Generally harsh conditions will separate the wheat from the chaff, but when it gets ridiculous and crosses over the line, it does the opposite. Unplayable is unplayable, whether you’re Thomas Bjørn or Travis McKinley or even Tiger Woods. The wind, I realize, will level the playing field, and as the worst golfer among the leaders, if not the entire field, any leveling favors me most of all.
My ball flight is already low. I move the ball back in my stance, and I hit it even lower, like an intentional top. It doesn’t go fifteen feet off the ground but has an enormous amount of top spin, and on my first several drives it rolls twenty yards past the much younger and stronger Bjørn, making him an even more melancholy Dane. I open with five consecutive pars. When I get my first glimpse of the leaderboard at the 6th tee, I see that that’s enough to put me alone in first, and when I par the next four, my lead swells to three strokes.

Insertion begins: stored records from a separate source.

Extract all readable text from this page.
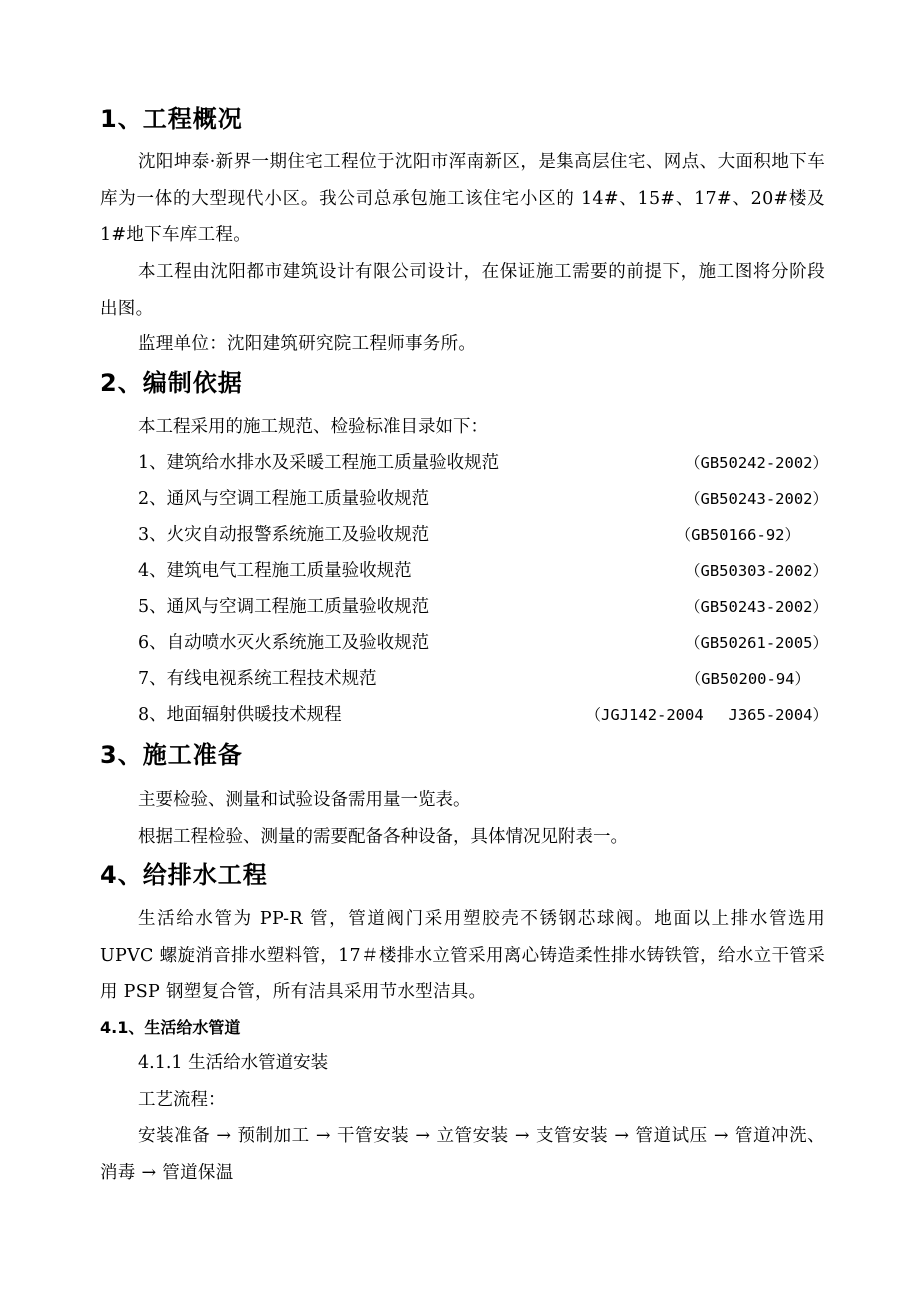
1、工程概况
沈阳坤泰·新界一期住宅工程位于沈阳市浑南新区，是集高层住宅、网点、大面积地下车库为一体的大型现代小区。我公司总承包施工该住宅小区的 14#、15#、17#、20#楼及 1#地下车库工程。
本工程由沈阳都市建筑设计有限公司设计，在保证施工需要的前提下，施工图将分阶段出图。
监理单位：沈阳建筑研究院工程师事务所。
2、编制依据
本工程采用的施工规范、检验标准目录如下：
1、建筑给水排水及采暖工程施工质量验收规范	（GB50242-2002）
2、通风与空调工程施工质量验收规范	（GB50243-2002）
3、火灾自动报警系统施工及验收规范	（GB50166-92）
4、建筑电气工程施工质量验收规范	（GB50303-2002）
5、通风与空调工程施工质量验收规范	（GB50243-2002）
6、自动喷水灭火系统施工及验收规范	（GB50261-2005）
7、有线电视系统工程技术规范	（GB50200-94）
8、地面辐射供暖技术规程	（JGJ142-2004　 J365-2004）
3、施工准备
主要检验、测量和试验设备需用量一览表。
根据工程检验、测量的需要配备各种设备，具体情况见附表一。
4、给排水工程
生活给水管为 PP-R 管，管道阀门采用塑胶壳不锈钢芯球阀。地面以上排水管选用 UPVC 螺旋消音排水塑料管，17＃楼排水立管采用离心铸造柔性排水铸铁管，给水立干管采用 PSP 钢塑复合管，所有洁具采用节水型洁具。
4.1、生活给水管道
4.1.1 生活给水管道安装
工艺流程：
安装准备 → 预制加工 → 干管安装 → 立管安装 → 支管安装 → 管道试压 → 管道冲洗、消毒 → 管道保温
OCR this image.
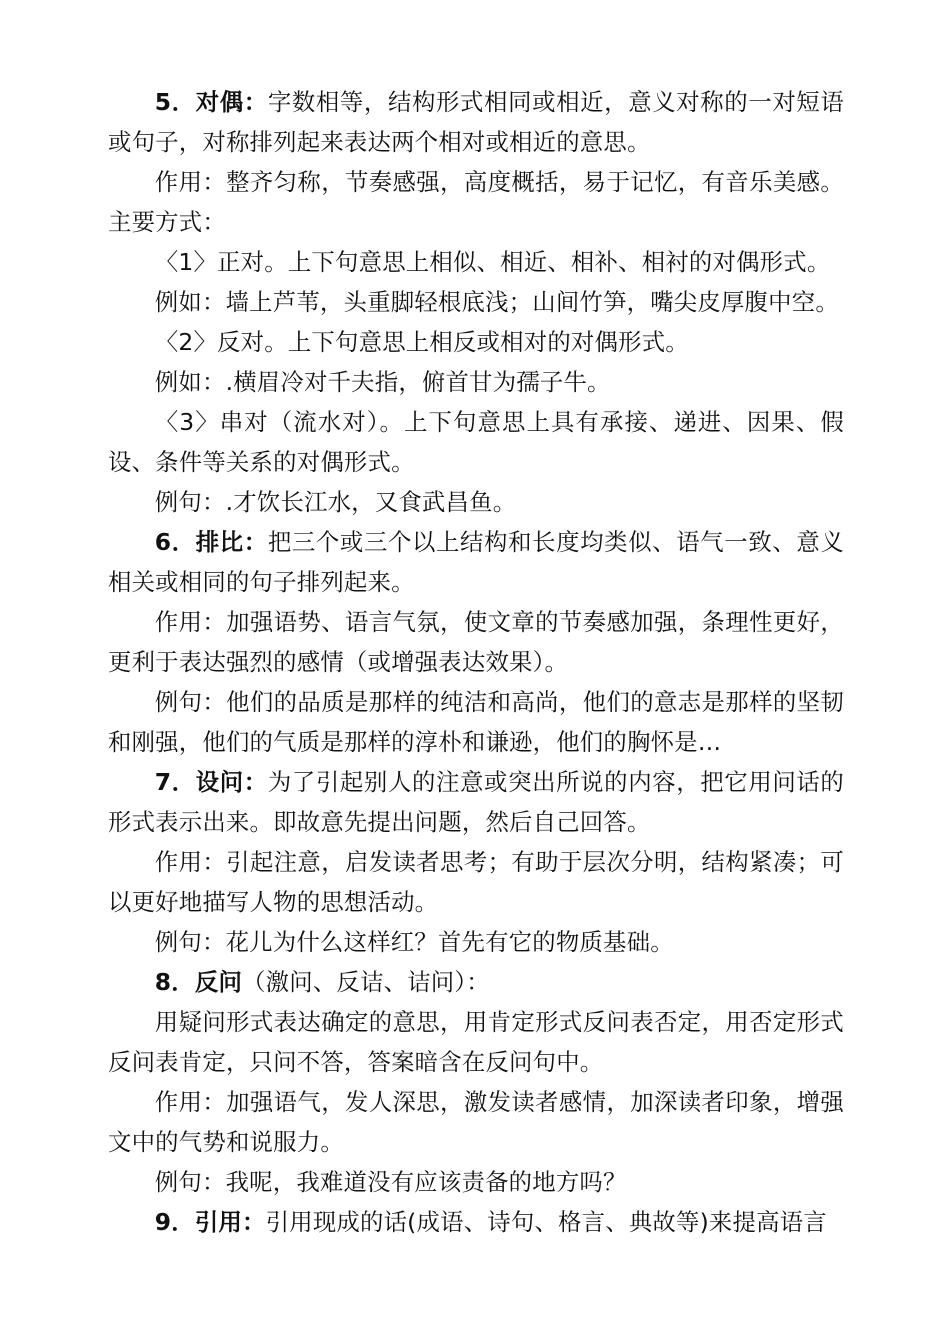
5．对偶：字数相等，结构形式相同或相近，意义对称的一对短语或句子，对称排列起来表达两个相对或相近的意思。

作用：整齐匀称，节奏感强，高度概括，易于记忆，有音乐美感。主要方式：

〈1〉正对。上下句意思上相似、相近、相补、相衬的对偶形式。

例如：墙上芦苇，头重脚轻根底浅；山间竹笋，嘴尖皮厚腹中空。

〈2〉反对。上下句意思上相反或相对的对偶形式。

例如：.横眉冷对千夫指，俯首甘为孺子牛。

〈3〉串对（流水对）。上下句意思上具有承接、递进、因果、假设、条件等关系的对偶形式。

例句：.才饮长江水，又食武昌鱼。

6．排比：把三个或三个以上结构和长度均类似、语气一致、意义相关或相同的句子排列起来。

作用：加强语势、语言气氛，使文章的节奏感加强，条理性更好，更利于表达强烈的感情（或增强表达效果）。

例句：他们的品质是那样的纯洁和高尚，他们的意志是那样的坚韧和刚强，他们的气质是那样的淳朴和谦逊，他们的胸怀是…

7．设问：为了引起别人的注意或突出所说的内容，把它用问话的形式表示出来。即故意先提出问题，然后自己回答。

作用：引起注意，启发读者思考；有助于层次分明，结构紧凑；可以更好地描写人物的思想活动。

例句：花儿为什么这样红？首先有它的物质基础。

8．反问（激问、反诘、诘问）：

用疑问形式表达确定的意思，用肯定形式反问表否定，用否定形式反问表肯定，只问不答，答案暗含在反问句中。

作用：加强语气，发人深思，激发读者感情，加深读者印象，增强文中的气势和说服力。

例句：我呢，我难道没有应该责备的地方吗？

9．引用：引用现成的话(成语、诗句、格言、典故等)来提高语言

I bogey 10, 11, and 12 but stay safely tucked inside my head as if in that becalmed space behind the dunes. On the next leaderboard, I see that my rivals did worse and my lead has stretched to four. I par out for 75, the best round of the day so far, and my lead is up to five strokes. Tied for second are Tiger Woods and Tom Lehman, who are just finishing on 18.
As I huddle with Seamus and try to digest the reality, a British reporter sticks his microphone in my face and asks who I would rather be paired with, Lehman or Woods? The reporter is about my age, and I recall my own short-lived attempt at on-course reporting, and how difficult it was to get golfers to say something/anything.
“I want to be paired with Tiger,” I say. “No disrespect to Tom or anyone else, but if I’m going to choke my brains out, I want to do it in front of the best golfer who ever lived.”
As I blather on like a candid fool, Tiger pours a twelve-footer dead center and punches his ticket for the final group. I think of something my mother used to say. “Be careful what you wish for, Travis. You just might get it.”